The New MB&F LM101 (LIVE PHOTOS)

If there’s one thing that MB&F positively excel at doing, it’s forcing people to re-examine their ideas of timekeeping and timekeepers. Looking at the new MB&F Legacy Machine 101 (LM101) is like looking backwards and forwards in time simultaneously.

LM101_RG_CMYK LR
The MB&F LM101 in rose gold

When I first met the LM1, I said that it would be the only watch that we’d wear as a species if we ever evolved into four-dimensional beings, able to experience space-time as a scalar instead of a vector quantity. That’s some troublesome metaphysics right there. The LM101 compels you to look at the LM1 and LM2 (and their attendant concepts) through a new lens that may or may not throw any light on the path forwards for the Legacy Machine collection.

From left: The LM1 and LM2
From left: The LM1 and LM2

The LM101 invites comparison; how could it not? The very name of it, the “101”. It evokes all those references to introductory university courses, which have led us to permanently associate “101” as a kind of lexical shorthand for anything which provides only the essentials, a distillation of a larger whole. Just with its name, the LM101 leaps out of the sequence of MB&F watch naming convention and sets itself in a different orbit.

Rules broken so far: 1

The LM101
The LM101

If the LM101 is meant to be the distillation of the Legacy Machine horological vocabulary (as it were), what does it actually say? What do we see when we look at a Legacy Machine? There is the suspended balance wheel, there is the white dial of stretched lacquer, there is the domed crystal, there are the allusions to antique watchmaking such as the flowing cursive script and polished gold chatons, there is that achingly gorgeous finish that can stop you in the middle of a sent—

All these are present in the LM101. The next question to ask (in my mind, the more relevant question) is: What’s not present that we would expect to see in a Legacy Machine watch?

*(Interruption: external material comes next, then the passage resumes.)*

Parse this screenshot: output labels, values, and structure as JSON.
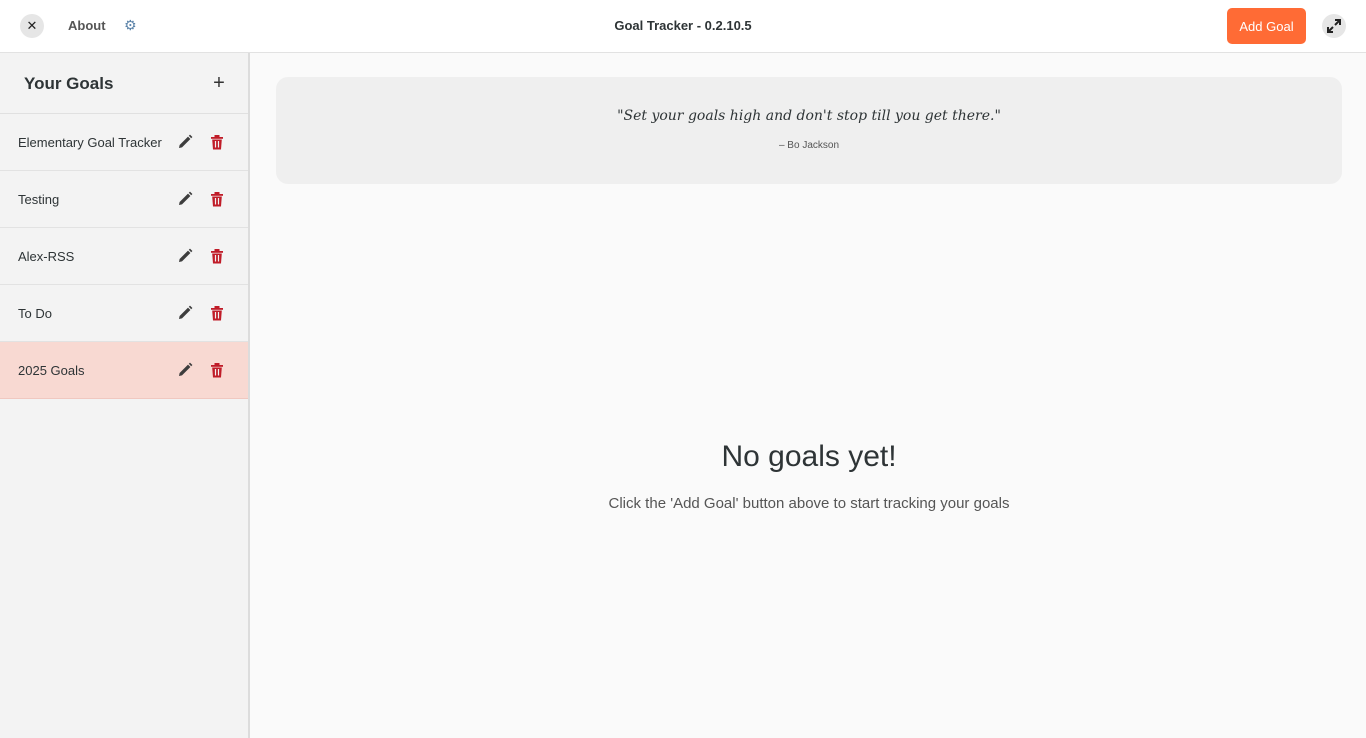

A collection of MB&F watches
A collection of MB&F watches

The first two Legacy Machines bore the same aesthetic codes of the rest of the MB&F watches — they were symmetrical, there was a dualist approach to their time display that represented the coming together of the two worlds of Max Büsser and his friends. The LM101 is decidedly asymmetrical and has eschewed dualism for a pleasing singularity in its aesthetic expression.

Rules broken so far: 3

So far so disruptive — the LM101 is not like any of the other Legacy Machines. And the Legacy Machines were not like any other MB&F watches when the collection was first introduced. And MB&F was not like any other watch brand when it was established. It was the first to openly acknowledge each and every person who had contributed to the development and creation of its watches. Who did that, back in 2007? Who does that even now?

Rules broken so far: 6

The movement of the LM101
The movement of the LM101

After Baselworld, people generally tend to ask you things like — what were the trends you spotted? What were the watches you liked? In both the interviews I did, the first with thewatches.tv and the second with Watchonista, I mentioned that the things that defined Baselworld 2014 for me were the things unseen, which referred to the development of technology that was hidden in the movement of a watch rather than a novelty in and of itself.

Now, the LM101 was one of these examples. Its movement is the first to be developed in house at MB&F. You can’t tell by looking at it — of course you can’t. But it’s another step away from how MB&F have always done things, which is to collaborate with an external movement specialist.

Rules broken so far: 7

A close-up of the LM101
A close-up of the LM101

What the LM101 does is remind us that rules — like records, like assumptions, like anything that tells you how the world is and how it is not — must sometimes be broken by those who know when and how to break them.

Rules are for people not named Max Büsser.